The backup catcher and infield positions are the only ones still in play; behind the plate -- not that Dickey will need much downtime -- we could go with a big bat in former All-Star Darren Daulton, or more of a true backup in 1983 World Series MVP Rick Dempsey. It's Dempsey who will get the nod here, ironically enough for his superior "D" ... For the middle infield, we can look at Bucky Dent, Ray Durham or Billy Doran, but instead, let's give the spot to one of the best players of the 19teens, Laughing Larry Doyle -- and don't be surprised if he wrests the starting position away from borderline HOFer Bobby Doerr ... The final bench spot goes to a guy who did pretty much everything but pitch and catch in his 12-year career, Mariano Duncan ...
If we need more help in the middle infield, we can always activate one of the bench coaches --Jimmie Dykes played 22 years and in the first two All-Star Games, then managed oanother 22 years though he never took a team to a title ... The other bench coach is a guy who went just 1-for-4 in a cuppajoe with the 1935 Dodgers and who never managed or coached professionally, but college baseball fans will have heard of the great Rod Dedeaux ...
The final piece of the puzzle is the required two lefties for the starting rotation. It seems that one spot will go to Al Downing, who is best known for serving up Hank Aaron's 715th homer, but who also won 123 games, including 20 in 1971, made the 1967 All-Star team, and pitched in three World Series (though he was 0-3 and his team lost all three times) ... For the other spot, we could roll the dice with a rookie like the seemingly unhittable Zach Duke, or with another 123-game winner in 1983 NL Cy Young awardee John Denny ... Funnyman Jim Deshaies would also be an interesting choice, but he was just 84-95 career ... Given the choices, we'll roll with the kid and if Duke can't cut it, we have Dihigo around to slide into his rotation spot, though that would tilt the staff to the right.
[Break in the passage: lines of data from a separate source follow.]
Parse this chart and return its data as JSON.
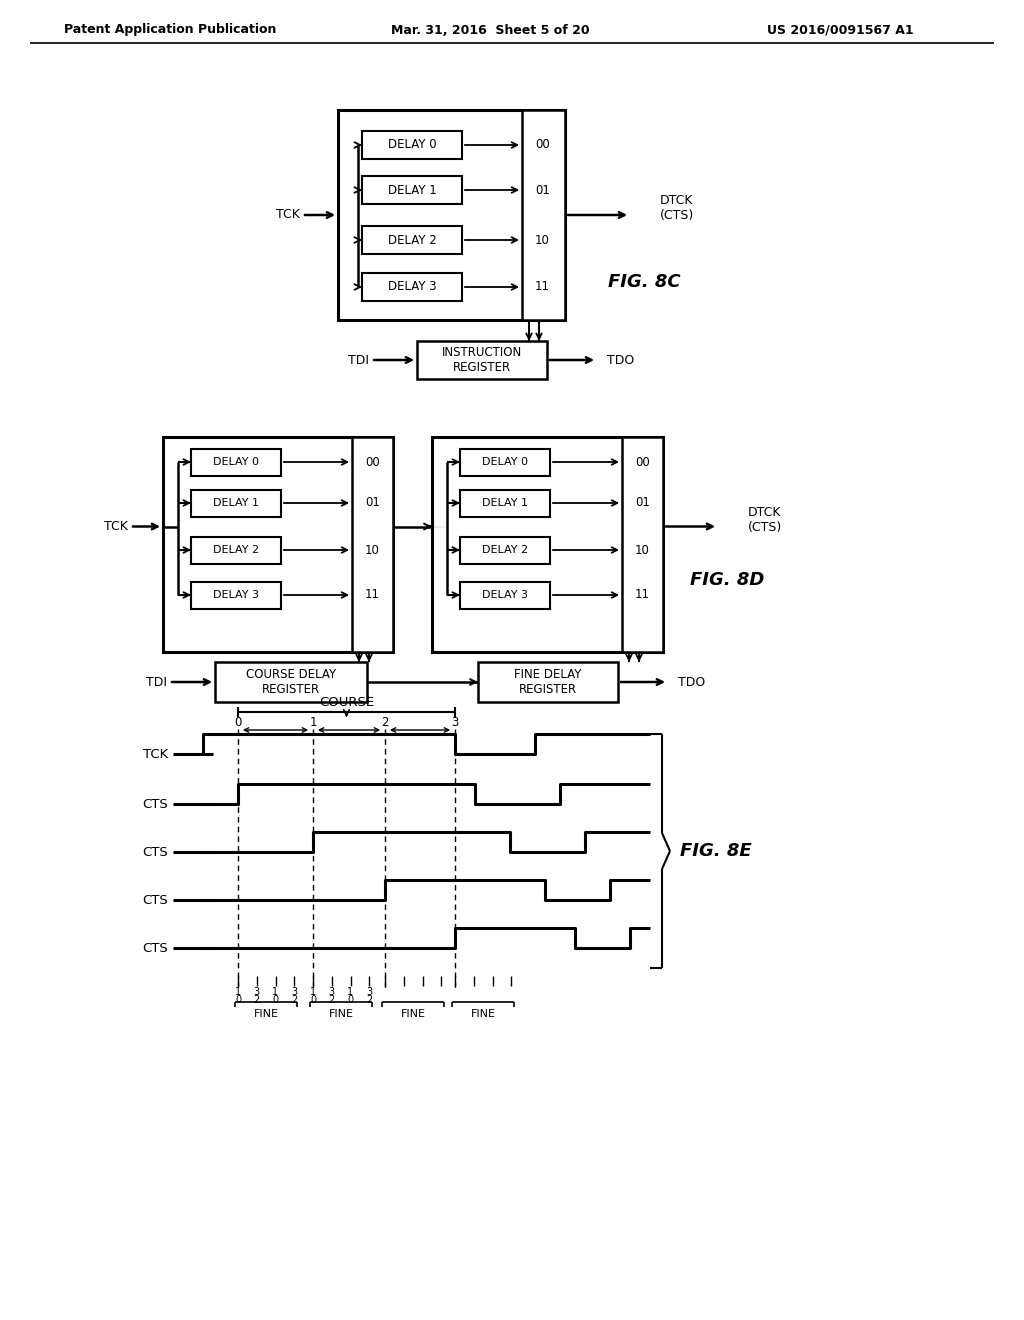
{
  "bg_color": "#ffffff",
  "header_left": "Patent Application Publication",
  "header_mid": "Mar. 31, 2016  Sheet 5 of 20",
  "header_right": "US 2016/0091567 A1",
  "fig8c": {
    "label": "FIG. 8C",
    "delays": [
      "DELAY 0",
      "DELAY 1",
      "DELAY 2",
      "DELAY 3"
    ],
    "codes": [
      "00",
      "01",
      "10",
      "11"
    ],
    "tck_label": "TCK",
    "out_label": "DTCK\n(CTS)",
    "instr_box_label": "INSTRUCTION\nREGISTER",
    "tdi_label": "TDI",
    "tdo_label": "TDO"
  },
  "fig8d": {
    "label": "FIG. 8D",
    "delays": [
      "DELAY 0",
      "DELAY 1",
      "DELAY 2",
      "DELAY 3"
    ],
    "codes": [
      "00",
      "01",
      "10",
      "11"
    ],
    "tck_label": "TCK",
    "out_label": "DTCK\n(CTS)",
    "course_reg_label": "COURSE DELAY\nREGISTER",
    "fine_reg_label": "FINE DELAY\nREGISTER",
    "tdi_label": "TDI",
    "tdo_label": "TDO"
  },
  "fig8e": {
    "label": "FIG. 8E",
    "signals": [
      "TCK",
      "CTS",
      "CTS",
      "CTS",
      "CTS"
    ],
    "course_label": "COURSE",
    "fine_labels": [
      "FINE",
      "FINE",
      "FINE",
      "FINE"
    ],
    "tick_labels_top": [
      "0",
      "1",
      "2",
      "3"
    ],
    "tick_labels_bottom_row1": [
      "1",
      "3",
      "1",
      "3",
      "1",
      "3",
      "1",
      "3"
    ],
    "tick_labels_bottom_row2": [
      "0",
      "2",
      "0",
      "2",
      "0",
      "2",
      "0",
      "2"
    ]
  }
}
That's enough for now. Let's meet ...
** indicates Hall of Famer
* indicates All-Star
MGR: Leo Durocher**
C Bill Dickey**
1B Carlos Delgado*
2B Bobby Doerr**
SS George Davis**
3B Ray Dandridge**
LF Ed Delahanty**
CF Joe DiMaggio**
RF Andre Dawson*
DH Larry Doby**
C Rick Dempsey
IF Larry Doyle
IF Mariano Duncan*
OF Hugh Duffy**
OF/RP Martin Dihigo**
PH/UTIL Chili Davis*
RHSP Dizzy Dean**
LHSP Al Downing*
RHSP Don Drysdale**
LHSP Zach Duke
5SP-R Leon Day**
CL-R Ron Davis*
RHRP Ryne Duren*
LHRP Mark Davis*
RHRP Rob Dibble*
LHRP Dave Danforth
Okay, Bauxites, over to you ... can you D-termine any ways to improve this team?